Mother Mother : No Culture

Mother Mother present their movements, intentional or not, using the blueprint crafted and maintained by bloated alternative prog-alternative giants Muse. Echoing, sing-song vocals bounce along copious amounts of synth that become buoyed by blasting guitars. Like Muse and other predecessors, this strategy works to a minimal extent, sometimes allowing for tracks to worm their way in and take root. Album opener “Free” provides the best example of this as its initial chanting cascades into bombastic riffs. The song is dripping with an unnatural vitriol that feels forced, jammed into their small samplings of poorly pre-packaged, overtly sugary pop-rock.

From chapter to chapter, Mother Mother’s sixth album chases rabbits down nooks and crannies until there’s nothing tangible to draw them back toward. At certain points, the band uses whoops, harmonization, jaunty drums and instrumentation to a dizzying and nauseating end. “Back in School” goes so far as to utilize actual school bells in an effort to evoke past remembrances of childhood instead of focusing on an impactful lyrical or emotional connection. A little on the nose.

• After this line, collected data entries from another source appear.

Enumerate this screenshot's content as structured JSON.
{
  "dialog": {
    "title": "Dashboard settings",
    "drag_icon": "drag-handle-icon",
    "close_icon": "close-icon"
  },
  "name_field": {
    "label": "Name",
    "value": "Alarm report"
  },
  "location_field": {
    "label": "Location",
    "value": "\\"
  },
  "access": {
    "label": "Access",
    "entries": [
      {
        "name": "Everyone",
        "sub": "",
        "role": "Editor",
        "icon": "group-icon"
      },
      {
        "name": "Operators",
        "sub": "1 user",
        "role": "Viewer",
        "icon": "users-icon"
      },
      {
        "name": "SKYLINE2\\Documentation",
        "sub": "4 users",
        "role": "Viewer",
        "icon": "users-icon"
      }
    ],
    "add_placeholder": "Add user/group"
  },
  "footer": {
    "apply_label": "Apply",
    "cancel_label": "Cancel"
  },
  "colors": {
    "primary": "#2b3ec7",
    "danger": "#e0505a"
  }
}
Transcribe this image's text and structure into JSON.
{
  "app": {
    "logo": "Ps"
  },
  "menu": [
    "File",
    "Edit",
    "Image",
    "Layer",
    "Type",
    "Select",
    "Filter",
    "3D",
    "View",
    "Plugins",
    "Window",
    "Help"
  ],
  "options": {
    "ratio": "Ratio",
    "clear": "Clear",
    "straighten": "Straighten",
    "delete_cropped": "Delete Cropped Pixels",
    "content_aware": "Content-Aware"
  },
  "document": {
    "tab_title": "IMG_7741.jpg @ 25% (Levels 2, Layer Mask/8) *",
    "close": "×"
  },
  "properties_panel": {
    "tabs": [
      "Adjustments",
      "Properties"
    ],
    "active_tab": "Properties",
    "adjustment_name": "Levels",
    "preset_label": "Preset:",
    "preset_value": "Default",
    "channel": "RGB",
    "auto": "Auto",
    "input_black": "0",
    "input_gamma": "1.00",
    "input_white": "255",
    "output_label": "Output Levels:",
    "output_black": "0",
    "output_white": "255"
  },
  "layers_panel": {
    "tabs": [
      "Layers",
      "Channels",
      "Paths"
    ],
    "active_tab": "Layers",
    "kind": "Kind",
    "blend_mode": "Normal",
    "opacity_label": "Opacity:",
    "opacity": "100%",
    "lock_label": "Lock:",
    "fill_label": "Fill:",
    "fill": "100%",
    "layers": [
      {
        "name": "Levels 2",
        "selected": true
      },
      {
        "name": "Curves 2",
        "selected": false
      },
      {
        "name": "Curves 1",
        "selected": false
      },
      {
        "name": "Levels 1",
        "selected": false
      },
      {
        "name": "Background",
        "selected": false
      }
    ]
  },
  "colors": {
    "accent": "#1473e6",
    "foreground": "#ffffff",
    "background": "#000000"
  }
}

On “Baby Boy,” potentially the album’s strangest output, the band engages in constantly alternating juxtaposition between an electric Nashville tinge, a jarringly misjudged nursery rhyme and synths, capped off by overly aggressive panting. Its strangeness is only potentially matched by the title track, which provides the lowest point on the album. It blends the ridiculous near vocal improvisations of “What the Fox Says” with childish imagery ultimately leading to a vapid three-and-a-half minutes. Mother Mother repeats the refrain “I’ve got no culture,” creating an embarrassing moment where it appears the band has reached a point of self realization without actually grasping it.

“Love Stuck” provides No Culture with a rare silver lining. Its vocal rollercoaster can be grating but its eventual rise into a sing-along-worthy chorus sets Mother Mother on an overly-optimistic tilt into an album devoid of otherwise obvious standouts. It’s the track most likely to appear on radios across the country and, thusly, most likely to draw the ire that goes along with this type of widely consumed fluff that dominates mainstream airwaves. The tracks that follow are more obtuse and outwardly cloying, but the approachability of “Love Stuck” is a true double-edged sword and the most dangerous tool at Mother Mother’s disposal.

Throughout No Culture, Mother Mother stumble in their pursuit to uncover nostalgic pieces of increasingly forgotten or forlorn alternative anthems, like diamonds hidden under rough patches of dirt. By the end, listeners are left holding nothing of material value.